You also can see the full changelog,

As per our release calendar, the next 1.0.x release is planned for mid-September.

The source tarball is also available directly from Mercurial.

Pre-built packages for Pacemaker and it’s immediate dependancies are available immediately for openSUSE 11.2, 11.3, Fedora-13 and EPEL-5 from the ClusterLabs Build Area.

Users of more recent distributions are encouraged to use the latest 1.1.x - either from the 1.1 Build Area or the distribution directly.

General installation instructions are available at from the ClusterLabs wiki.

Feb
23rd

Wed

Pacemaker 1.1.5 Released

The latest installment of the Pacemaker 1.1 release series is now ready for general consumption.

Changesets	184
Diff	605 files changed, 46103 insertions(+), 26417 deletions(-)

As well as the usual round of bug fixes, see the full changelog, S.U.S.E. has implemented support for ACLs.
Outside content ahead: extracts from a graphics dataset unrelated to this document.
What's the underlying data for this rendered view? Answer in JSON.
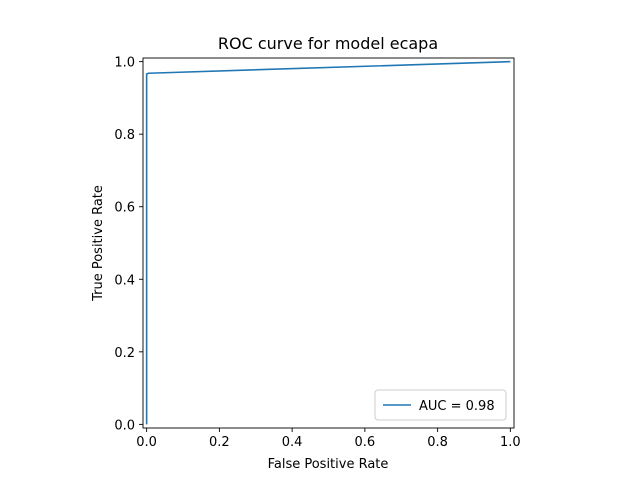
{
  "chart_data": {
    "type": "line",
    "title": "ROC curve for model ecapa",
    "xlabel": "False Positive Rate",
    "ylabel": "True Positive Rate",
    "xlim": [
      -0.01,
      1.01
    ],
    "ylim": [
      -0.01,
      1.01
    ],
    "x_ticks": [
      0.0,
      0.2,
      0.4,
      0.6,
      0.8,
      1.0
    ],
    "x_tick_labels": [
      "0.0",
      "0.2",
      "0.4",
      "0.6",
      "0.8",
      "1.0"
    ],
    "y_ticks": [
      0.0,
      0.2,
      0.4,
      0.6,
      0.8,
      1.0
    ],
    "y_tick_labels": [
      "0.0",
      "0.2",
      "0.4",
      "0.6",
      "0.8",
      "1.0"
    ],
    "grid": false,
    "legend": {
      "placement": "lower-right",
      "entries": [
        "AUC = 0.98"
      ]
    },
    "series": [
      {
        "name": "AUC = 0.98",
        "color": "#1f77b4",
        "x": [
          0.0,
          0.0,
          0.005,
          1.0
        ],
        "y": [
          0.0,
          0.966,
          0.968,
          1.0
        ]
      }
    ]
  }
}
This means that you can now delegate permission to control parts of the cluster (as defined by you) to non-root users.

ACLs are still disabled by default, but you can read their documentation, provide feedback and decide if its something you want to use.

As per our release calendar, the next 1.1 release is planned for mid-April and 1.0.11 should be available in March depending on how quickly we can get the bugfixes from 1.1 backported.

Pre-built packages for Pacemaker and it’s immediate dependancies are available immediately for openSUSE 11.3, Fedora-14 and EPEL-5 from the ClusterLabs Build Area.

The source tarball is also available directly from Mercurial.

General installation instructions are available at from the ClusterLabs wiki.